Food talk
Deccan delicacy

We have a lady friend who, after a very short stay in Hyderabad, considers herself an expert on that great city's cuisine. Whenever she entertains one can't escape encountering one Deccani delicacy or another. More often than not, there is the dum ki biryani and baghar ke baingan. Not that we are complaining, but it does become too much of a good thing if the menu isn't varied! She seems to have taken a crash course on mindreading as well under the shadow of Char Minar because last week when we were at her place we were treated to delectable baghar ke karele, the recipe we share with our readers this time. We aren't quite sure if this is a genuine classic or a fake but take it from us, its finger licking good.

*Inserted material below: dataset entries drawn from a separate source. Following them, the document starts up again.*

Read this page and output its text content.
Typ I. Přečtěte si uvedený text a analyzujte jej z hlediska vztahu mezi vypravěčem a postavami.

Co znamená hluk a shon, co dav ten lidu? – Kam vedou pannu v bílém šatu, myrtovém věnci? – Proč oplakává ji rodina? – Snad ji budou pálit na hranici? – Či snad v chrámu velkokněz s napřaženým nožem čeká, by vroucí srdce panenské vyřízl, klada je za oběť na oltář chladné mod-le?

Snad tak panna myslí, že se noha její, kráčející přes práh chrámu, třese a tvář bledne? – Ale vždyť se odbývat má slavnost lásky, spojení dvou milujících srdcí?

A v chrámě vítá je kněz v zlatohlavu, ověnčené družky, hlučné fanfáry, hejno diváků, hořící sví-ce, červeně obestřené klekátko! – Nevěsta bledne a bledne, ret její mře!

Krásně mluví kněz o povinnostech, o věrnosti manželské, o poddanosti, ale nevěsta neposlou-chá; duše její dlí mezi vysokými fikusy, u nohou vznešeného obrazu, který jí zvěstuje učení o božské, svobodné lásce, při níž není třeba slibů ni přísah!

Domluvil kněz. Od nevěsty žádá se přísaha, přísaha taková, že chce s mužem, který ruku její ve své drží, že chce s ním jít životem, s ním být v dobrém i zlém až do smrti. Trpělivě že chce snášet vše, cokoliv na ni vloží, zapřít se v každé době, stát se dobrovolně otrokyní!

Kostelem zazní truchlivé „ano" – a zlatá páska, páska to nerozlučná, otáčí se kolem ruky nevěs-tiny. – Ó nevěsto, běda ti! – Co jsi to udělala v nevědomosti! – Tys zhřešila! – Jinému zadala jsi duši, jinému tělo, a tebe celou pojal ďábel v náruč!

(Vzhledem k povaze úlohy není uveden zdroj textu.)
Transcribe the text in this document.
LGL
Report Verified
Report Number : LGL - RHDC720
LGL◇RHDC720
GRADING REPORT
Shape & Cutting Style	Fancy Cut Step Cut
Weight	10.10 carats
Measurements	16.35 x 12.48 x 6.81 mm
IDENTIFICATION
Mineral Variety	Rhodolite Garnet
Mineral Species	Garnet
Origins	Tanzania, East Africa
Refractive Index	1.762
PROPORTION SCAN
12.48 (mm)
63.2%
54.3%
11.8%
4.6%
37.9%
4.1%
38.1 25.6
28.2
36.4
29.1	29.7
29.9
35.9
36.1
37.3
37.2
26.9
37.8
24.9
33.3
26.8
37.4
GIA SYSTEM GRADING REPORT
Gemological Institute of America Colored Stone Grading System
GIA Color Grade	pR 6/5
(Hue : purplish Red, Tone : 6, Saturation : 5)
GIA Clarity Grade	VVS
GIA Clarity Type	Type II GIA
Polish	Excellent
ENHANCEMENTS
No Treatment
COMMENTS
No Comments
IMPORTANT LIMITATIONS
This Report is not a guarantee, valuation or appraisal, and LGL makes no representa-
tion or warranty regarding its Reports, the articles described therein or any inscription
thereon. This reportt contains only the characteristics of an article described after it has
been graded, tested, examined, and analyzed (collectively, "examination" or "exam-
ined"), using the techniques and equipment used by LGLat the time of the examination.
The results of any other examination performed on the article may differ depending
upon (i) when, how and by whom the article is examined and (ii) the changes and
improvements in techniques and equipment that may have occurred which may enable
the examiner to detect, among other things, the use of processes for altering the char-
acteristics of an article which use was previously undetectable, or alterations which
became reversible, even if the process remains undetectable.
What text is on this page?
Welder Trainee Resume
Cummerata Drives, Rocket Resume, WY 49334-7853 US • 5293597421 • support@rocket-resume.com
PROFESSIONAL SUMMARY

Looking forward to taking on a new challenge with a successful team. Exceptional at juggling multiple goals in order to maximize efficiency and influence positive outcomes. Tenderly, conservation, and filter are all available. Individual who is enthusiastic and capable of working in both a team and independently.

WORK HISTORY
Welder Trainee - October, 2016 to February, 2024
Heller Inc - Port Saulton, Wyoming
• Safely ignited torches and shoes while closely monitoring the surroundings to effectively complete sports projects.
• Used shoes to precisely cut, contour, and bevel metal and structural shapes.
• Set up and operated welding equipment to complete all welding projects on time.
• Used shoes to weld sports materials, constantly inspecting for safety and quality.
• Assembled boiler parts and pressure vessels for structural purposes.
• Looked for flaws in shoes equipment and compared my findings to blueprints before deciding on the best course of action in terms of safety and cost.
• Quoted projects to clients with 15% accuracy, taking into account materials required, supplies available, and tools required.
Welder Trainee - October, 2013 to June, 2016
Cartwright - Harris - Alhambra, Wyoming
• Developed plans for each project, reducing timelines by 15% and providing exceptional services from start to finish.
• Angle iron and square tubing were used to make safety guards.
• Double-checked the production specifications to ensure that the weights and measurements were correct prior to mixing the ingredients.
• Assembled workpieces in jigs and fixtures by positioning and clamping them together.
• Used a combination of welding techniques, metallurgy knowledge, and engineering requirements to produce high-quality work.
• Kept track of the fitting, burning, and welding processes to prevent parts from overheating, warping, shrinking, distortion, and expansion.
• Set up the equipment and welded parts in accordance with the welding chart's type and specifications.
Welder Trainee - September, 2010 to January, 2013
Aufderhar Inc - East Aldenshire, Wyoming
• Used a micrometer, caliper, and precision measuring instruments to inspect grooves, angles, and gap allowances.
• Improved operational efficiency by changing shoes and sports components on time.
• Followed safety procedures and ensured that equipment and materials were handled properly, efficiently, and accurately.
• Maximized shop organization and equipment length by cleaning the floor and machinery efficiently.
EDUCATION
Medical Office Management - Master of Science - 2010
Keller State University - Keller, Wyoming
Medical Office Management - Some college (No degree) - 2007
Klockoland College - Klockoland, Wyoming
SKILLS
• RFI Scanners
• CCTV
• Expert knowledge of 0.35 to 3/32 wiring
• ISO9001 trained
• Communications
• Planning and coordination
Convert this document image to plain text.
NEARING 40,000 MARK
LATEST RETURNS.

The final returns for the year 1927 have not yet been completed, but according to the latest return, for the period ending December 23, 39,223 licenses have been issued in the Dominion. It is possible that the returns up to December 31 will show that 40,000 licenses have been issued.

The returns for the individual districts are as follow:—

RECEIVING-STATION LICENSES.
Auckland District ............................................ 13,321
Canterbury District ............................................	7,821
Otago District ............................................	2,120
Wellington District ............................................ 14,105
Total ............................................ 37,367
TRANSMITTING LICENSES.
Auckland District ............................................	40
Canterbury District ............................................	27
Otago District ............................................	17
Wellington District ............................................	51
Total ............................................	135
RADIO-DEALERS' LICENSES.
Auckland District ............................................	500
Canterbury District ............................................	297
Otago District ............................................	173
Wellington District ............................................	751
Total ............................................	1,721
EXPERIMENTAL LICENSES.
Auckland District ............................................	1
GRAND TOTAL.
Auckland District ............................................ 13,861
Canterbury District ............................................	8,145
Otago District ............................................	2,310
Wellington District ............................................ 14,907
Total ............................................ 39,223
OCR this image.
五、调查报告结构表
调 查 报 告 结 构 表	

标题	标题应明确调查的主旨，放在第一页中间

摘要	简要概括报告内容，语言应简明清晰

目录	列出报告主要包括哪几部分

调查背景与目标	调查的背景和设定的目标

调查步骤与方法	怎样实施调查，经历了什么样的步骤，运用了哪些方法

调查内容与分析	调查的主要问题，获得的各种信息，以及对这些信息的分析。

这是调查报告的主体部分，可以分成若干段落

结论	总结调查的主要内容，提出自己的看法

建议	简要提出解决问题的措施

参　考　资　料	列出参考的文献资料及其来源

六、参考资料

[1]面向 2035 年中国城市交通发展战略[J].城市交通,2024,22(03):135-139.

Karela is believed to have powerful medicinal properties and is recommended for blood purification and skin ailments in ayurveda. Modern medicine grudgingly recognised its benefits for diabetics. So why not proclaim the beauty of the bitter and indulge in the rainy season?

Recipe

Ingredients

Karela/bitter gourd 500 g
(washed, scraped and cut in thin round slices)

Onions 250 g
(peeled and sliced fine)

Hing A pinch

Rai/mustard seeds ½ tsp

Methi/fenugreek seeds ½ tsp

Dhaniya/coriander seeds ½ tsp

Saunf/fennel seeds ½ tsp

Kali mirch/pepper corns ½ tsp

Red chilly dry (shredded) One whole

Sambar powder 2 tsp

Jeera powder 1 tsp

Dhaniya powder 1 tsp

Amchur powder 1 tsp

Haldi powder ½ tsp

Mungphali dana 1 cup
(ground to a powder)

Gurh (grated) 1 tbsp

Mustard oil ½ cup

Salt to taste

Garnish

Curry leaves Sprig of

Red chillies 2 whole

Dakhini baghare karele

Method

Heat oil in a thick-bottomed pan and when it reaches smoking point, reduce the flame to medium low and put in the hing. Stir briskly and put in the spice seeds and shredded chilly, wait for 15 seconds for these to splutter then add the karela. Stir-fry for a minute then add the powdered spices dissolved in a little water. Add the onions, stir to mix well, put in the powdered groundnuts and salt. Stir again, cover and cook on medium-low flame for about 15 minutes. Uncover and stir regularly to ensure that there is no burning. Heat a little oil in a pan to prepare tempering of red chillies and curry leaves and pour on top. Enjoy hot or at room temperature with roti or rice or both!